Charging took the best part of three hours with a 5W USB charger, or slightly faster with something more powerful.
Cases and reading
While the Oasis is well made, with no overly sharp edges and a solid-feeling aluminium frame, the flush screen feels vulnerable. You’ll need some sort of case for it, which is where Amazon has made a backwards step.
The 2017 Oasis had magnets on the back allowing a case to snap into place against the thin part, slotting into the groove of the aluminium body. It would then close over the screen, turning on or off the screen as you open it like a book, but also being able to be easily removed. This meant you could easily read the Oasis in its best, balanced and ergonomic state: naked.
While Amazon sells cases that do something similar, they cover the entire of the back, clipping in around the edges, which makes them slightly harder to remove for the best reading experience. They are at least attractive, with the premium leather case providing the supple and sumptuous finish of a really expensive notebook – something that was a key selling point for the first generation Kindle Oasis from 2016.
Amazon’s Kindle software still nails the mechanics of actually reading a book. There are plenty of customisation options for formatting, including nine fonts, a sliding scale of font size, differing levels of boldness, page spacing, margins and alignment adjustment and new themes, which roll all the settings together into one-tap options. You can even create your own themes and change the size of font on the fly with a pinch-to-zoom on the screen.

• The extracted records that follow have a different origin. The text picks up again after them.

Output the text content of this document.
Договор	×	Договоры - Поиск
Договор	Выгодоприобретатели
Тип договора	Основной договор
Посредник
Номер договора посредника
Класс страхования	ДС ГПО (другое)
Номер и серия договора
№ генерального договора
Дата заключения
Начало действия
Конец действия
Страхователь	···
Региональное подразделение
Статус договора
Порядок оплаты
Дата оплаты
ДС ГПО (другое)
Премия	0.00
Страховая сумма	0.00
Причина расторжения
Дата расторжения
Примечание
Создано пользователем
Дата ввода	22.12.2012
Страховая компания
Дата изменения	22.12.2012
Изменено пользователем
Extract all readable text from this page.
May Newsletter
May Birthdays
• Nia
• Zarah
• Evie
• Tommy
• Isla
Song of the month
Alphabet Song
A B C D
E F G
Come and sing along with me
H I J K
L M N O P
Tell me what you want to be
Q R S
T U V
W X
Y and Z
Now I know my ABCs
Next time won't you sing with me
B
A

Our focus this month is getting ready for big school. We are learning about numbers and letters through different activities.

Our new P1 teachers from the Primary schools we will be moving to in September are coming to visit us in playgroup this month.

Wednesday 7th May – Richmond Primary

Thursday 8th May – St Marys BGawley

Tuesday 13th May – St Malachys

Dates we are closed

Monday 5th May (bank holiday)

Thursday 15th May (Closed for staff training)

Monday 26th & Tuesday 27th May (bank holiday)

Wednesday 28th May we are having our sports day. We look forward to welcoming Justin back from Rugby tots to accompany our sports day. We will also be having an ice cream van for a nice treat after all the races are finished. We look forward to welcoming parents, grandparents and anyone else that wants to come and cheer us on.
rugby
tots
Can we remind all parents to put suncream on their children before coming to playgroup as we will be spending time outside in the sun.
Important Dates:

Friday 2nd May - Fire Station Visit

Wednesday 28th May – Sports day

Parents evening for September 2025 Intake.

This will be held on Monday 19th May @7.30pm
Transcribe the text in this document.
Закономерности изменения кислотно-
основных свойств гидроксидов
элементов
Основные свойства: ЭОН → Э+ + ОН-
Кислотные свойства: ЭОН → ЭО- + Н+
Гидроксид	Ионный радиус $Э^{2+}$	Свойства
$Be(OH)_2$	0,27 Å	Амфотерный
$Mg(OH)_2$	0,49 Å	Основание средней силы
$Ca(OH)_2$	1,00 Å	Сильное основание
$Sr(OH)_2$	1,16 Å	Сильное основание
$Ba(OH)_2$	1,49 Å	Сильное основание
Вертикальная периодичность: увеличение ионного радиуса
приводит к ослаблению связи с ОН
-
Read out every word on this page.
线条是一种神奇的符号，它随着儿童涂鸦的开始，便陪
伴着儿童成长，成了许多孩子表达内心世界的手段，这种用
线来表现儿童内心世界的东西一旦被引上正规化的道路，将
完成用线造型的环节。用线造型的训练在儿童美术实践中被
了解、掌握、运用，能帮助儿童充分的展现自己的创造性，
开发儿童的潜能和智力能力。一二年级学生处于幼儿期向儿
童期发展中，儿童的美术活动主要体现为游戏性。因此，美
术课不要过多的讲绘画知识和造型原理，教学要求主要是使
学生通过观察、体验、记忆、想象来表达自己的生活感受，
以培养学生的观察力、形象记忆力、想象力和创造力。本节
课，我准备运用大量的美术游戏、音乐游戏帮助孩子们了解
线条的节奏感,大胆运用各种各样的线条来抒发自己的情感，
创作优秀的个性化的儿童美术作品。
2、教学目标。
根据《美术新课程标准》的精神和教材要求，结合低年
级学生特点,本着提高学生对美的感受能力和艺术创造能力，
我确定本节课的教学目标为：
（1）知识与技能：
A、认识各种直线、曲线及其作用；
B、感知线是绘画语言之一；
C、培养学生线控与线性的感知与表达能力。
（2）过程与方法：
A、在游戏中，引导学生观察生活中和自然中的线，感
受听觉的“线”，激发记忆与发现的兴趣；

Amazon’s dictionary, Wikipedia and X-Ray look-up system continues to be excellent for figuring out unfamiliar words, concepts or characters. The quick setting panel makes getting to brightness controls easy, while integrated Goodreads, Audible for audio books and the Kindle store make finding and downloading your next book easy. Syncing locations between audiobooks and ebooks is remarkably good if you have both.
The only weakness is the organisation of your library on the home screen, which makes if difficult to find the next in a series of books if you’ve bought a lot. There doesn’t seem to be a way to list something like Ian Rankin’s Rebus series by book order. Still, the search works well enough if you know what you’re looking after.
- You can play audiobooks via Bluetooth headphones
- I swapped the page turn buttons over so the top one went to the next page as my thumb naturally fell there
- Turn the Oasis 180-degrees and the screen swaps orientation automatically, but you can also make the page display in landscape if you so wish.
- You can set a passcode to protect your Kindle
- The 4G is significantly faster and has better reception in the UK than 3G
Amazon hasn’t changed much for the latest edition of the Kindle Oasis. Side-by-side they are identical on the outside. But what looks to be a small change – the ability to shift the colour of the frontlight from cold to warm white – makes a surprising amount of difference to the reading experience.
The warmer tones of white can match the colour of paper novels, not just the brilliant white of printer paper, and ease strain on your eyes as the sun sinks below the horizon. This is the best e-ink screen going, in the most sumptuous of e-readers.
But not every change is good. The loss of the magnetic cases means it’s more difficult to use the Oasis in its purest, most balanced form without anything attached to it. Amazon’s premium leather case is particularly nice, but given I’d want a case just to protect the screen I’d be more inclined to find a slip case or similar.
It’s also still difficult to justify spending twice as much on an e-reader over the excellent £120 Kindle Paperwhite, or even the great new £70 basic Kindle. And £230 is really not that far away from the cost of an iPad.
But in the era of constant distractions by notifications and the hubbub of modern life, the Oasis is the luxury antidote to overload. It only does one thing, but it does it better than anything else.